Rejecting the finality of a priori reasoning in sociology, Elias aspired to a higher level of synthesis of historical, sociological, political and psychological processes that presupposed social development as a whole (see Korte 2017: 191–9). Like consent and coercion, state and nation cannot be reduced to inert either–or concepts to account for sub-state nationalism. A double-bind process of state reformation and sub-state challenge sometimes passes through dramatic spurts of development while at other times undergoes largely unnoticed incremental adaptations to national tension balances. The union state adopted a pragmatic approach to the logical anomalies of asymmetrical representation under devolution. The SNP minority government of 2007 prepared the way for the electoral earthquake of 2011, when they unexpectedly emerged as the dominant political force in Scotland.
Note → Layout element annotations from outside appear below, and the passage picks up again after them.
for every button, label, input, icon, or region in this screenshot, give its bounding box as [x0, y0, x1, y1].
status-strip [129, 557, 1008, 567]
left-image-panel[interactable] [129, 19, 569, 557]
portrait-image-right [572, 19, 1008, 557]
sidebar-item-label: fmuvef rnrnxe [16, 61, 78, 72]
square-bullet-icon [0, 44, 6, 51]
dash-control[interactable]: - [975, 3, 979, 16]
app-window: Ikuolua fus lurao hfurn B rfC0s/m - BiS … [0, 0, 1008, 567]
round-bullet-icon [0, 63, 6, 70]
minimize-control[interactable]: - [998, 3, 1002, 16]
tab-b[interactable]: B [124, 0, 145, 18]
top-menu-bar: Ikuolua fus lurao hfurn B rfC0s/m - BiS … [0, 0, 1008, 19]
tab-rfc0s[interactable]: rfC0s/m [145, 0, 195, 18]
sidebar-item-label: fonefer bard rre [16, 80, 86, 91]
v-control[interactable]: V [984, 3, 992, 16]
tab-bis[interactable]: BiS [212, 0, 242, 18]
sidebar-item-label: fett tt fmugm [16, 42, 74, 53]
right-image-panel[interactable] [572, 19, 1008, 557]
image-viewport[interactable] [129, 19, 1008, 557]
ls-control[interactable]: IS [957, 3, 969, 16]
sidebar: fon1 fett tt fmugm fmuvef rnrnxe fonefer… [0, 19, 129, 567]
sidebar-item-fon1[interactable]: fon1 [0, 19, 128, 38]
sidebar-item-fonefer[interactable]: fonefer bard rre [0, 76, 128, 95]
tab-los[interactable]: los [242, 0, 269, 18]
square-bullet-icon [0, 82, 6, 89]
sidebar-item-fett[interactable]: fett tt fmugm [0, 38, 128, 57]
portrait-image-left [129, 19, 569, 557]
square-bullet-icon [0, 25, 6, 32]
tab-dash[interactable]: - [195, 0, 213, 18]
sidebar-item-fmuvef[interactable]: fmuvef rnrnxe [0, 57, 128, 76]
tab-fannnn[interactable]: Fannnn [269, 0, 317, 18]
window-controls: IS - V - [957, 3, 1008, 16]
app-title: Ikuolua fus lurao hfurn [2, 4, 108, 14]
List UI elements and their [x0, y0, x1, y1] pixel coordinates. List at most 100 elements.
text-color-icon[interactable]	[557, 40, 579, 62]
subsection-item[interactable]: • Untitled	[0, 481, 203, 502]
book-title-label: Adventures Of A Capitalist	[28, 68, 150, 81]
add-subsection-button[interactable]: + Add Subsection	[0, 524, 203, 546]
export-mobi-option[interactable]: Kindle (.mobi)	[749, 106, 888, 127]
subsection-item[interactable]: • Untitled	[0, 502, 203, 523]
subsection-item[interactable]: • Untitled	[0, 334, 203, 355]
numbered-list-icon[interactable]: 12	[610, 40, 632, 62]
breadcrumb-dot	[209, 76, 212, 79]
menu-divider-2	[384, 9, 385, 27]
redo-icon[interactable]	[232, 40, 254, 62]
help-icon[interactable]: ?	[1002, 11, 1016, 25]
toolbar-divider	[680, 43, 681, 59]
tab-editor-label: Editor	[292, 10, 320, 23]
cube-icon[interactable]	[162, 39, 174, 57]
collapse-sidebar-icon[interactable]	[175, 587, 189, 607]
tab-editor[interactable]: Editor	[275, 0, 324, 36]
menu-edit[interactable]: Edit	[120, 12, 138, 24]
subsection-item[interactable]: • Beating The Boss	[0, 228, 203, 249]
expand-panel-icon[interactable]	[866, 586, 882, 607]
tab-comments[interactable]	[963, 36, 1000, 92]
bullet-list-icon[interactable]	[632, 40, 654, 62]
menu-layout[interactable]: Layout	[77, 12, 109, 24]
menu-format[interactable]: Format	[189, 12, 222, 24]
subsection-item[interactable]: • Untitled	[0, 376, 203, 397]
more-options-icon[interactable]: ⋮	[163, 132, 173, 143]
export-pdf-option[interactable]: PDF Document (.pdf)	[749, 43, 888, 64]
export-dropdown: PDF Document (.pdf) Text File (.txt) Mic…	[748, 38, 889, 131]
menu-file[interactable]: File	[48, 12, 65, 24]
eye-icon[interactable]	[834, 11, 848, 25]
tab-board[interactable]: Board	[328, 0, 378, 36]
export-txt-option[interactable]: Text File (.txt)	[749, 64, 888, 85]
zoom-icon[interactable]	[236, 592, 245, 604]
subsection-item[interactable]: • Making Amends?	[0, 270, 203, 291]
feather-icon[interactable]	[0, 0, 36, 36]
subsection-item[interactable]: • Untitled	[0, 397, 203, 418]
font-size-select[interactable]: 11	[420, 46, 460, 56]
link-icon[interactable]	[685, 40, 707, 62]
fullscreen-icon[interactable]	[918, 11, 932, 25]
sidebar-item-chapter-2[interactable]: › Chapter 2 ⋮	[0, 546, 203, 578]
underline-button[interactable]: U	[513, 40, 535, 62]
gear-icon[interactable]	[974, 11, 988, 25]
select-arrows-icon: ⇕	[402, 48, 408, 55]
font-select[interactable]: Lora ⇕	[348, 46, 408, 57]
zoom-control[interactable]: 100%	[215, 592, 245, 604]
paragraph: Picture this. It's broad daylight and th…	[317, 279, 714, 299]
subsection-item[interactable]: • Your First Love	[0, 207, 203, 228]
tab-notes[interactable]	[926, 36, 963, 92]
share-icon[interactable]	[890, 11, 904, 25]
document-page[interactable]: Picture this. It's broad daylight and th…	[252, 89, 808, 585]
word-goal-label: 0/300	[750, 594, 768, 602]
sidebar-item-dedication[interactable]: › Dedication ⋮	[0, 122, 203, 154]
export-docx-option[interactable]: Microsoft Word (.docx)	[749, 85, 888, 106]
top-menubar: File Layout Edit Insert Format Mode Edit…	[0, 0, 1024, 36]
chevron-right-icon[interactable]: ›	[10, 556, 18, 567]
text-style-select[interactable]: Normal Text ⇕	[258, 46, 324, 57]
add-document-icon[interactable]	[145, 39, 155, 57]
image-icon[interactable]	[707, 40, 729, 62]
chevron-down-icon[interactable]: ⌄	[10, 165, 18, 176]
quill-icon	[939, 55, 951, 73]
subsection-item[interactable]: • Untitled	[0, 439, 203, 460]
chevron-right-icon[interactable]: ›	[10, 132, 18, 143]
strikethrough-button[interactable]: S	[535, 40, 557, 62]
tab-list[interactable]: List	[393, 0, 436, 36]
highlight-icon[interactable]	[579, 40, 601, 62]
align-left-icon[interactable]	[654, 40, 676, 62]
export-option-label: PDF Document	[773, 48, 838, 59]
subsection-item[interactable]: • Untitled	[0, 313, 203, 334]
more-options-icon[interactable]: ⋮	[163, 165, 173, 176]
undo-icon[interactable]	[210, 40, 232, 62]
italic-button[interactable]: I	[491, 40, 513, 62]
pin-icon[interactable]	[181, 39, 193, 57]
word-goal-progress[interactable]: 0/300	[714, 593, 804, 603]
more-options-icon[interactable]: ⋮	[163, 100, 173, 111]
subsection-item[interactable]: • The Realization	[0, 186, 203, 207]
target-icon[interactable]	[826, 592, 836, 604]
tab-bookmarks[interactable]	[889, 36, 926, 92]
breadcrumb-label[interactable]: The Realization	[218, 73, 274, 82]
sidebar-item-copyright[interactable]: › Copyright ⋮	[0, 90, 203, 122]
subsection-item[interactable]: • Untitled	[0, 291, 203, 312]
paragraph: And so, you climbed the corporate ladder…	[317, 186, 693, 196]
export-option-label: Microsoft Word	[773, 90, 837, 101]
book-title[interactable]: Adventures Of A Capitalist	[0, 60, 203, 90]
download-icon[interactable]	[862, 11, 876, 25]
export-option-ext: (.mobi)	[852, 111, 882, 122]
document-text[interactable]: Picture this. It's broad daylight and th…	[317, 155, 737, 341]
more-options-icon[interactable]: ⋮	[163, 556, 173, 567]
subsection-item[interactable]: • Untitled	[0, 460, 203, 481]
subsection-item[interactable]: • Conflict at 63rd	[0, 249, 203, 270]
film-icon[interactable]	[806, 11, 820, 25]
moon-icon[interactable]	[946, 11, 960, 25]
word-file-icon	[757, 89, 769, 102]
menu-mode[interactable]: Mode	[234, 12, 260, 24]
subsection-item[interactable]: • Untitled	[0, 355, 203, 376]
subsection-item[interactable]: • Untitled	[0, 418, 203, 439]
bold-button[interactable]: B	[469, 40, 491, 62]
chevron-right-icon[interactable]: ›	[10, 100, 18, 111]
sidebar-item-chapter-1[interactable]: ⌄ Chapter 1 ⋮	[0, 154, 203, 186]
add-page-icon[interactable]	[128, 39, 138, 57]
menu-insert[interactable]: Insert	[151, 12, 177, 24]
When the election returned a majority SNP Scottish government, something that the electoral system designed by Labour aimed to prevent, the union state began to appear in jeopardy and an independent Scottish state suddenly became a realistic proposition.
Sub-state nationalism in Scotland does not possess an unchanging character. A fresh challenge to the Union is constantly in the process of preparation. Despite the legalistic dilemmas that each challenge poses, the fissiparous process of sub-state remaking is rarely about ‘the constitution’ so much as shifts in the We–I balance expressed by deeply contested political and moral differences between formally equal but distinct partners of the ‘union state’. By the twenty-first century, sub-state nationalism, framed in terms of indisputable civic-humanist values against the coercive power politics of established state nationalism, became a permanent source of political tension not only in Scotland, but also for the survival of the Britain as an integrated state-society.
Notes
I would like to acknowledge the helpful comments made on an earlier draft by Bridget Fowler, Paul Gilfillan and Stephen Mennell, as well as the thought-provoking suggestions of Russell Ó Ríagáin. All the remaining problems are mine alone, of course.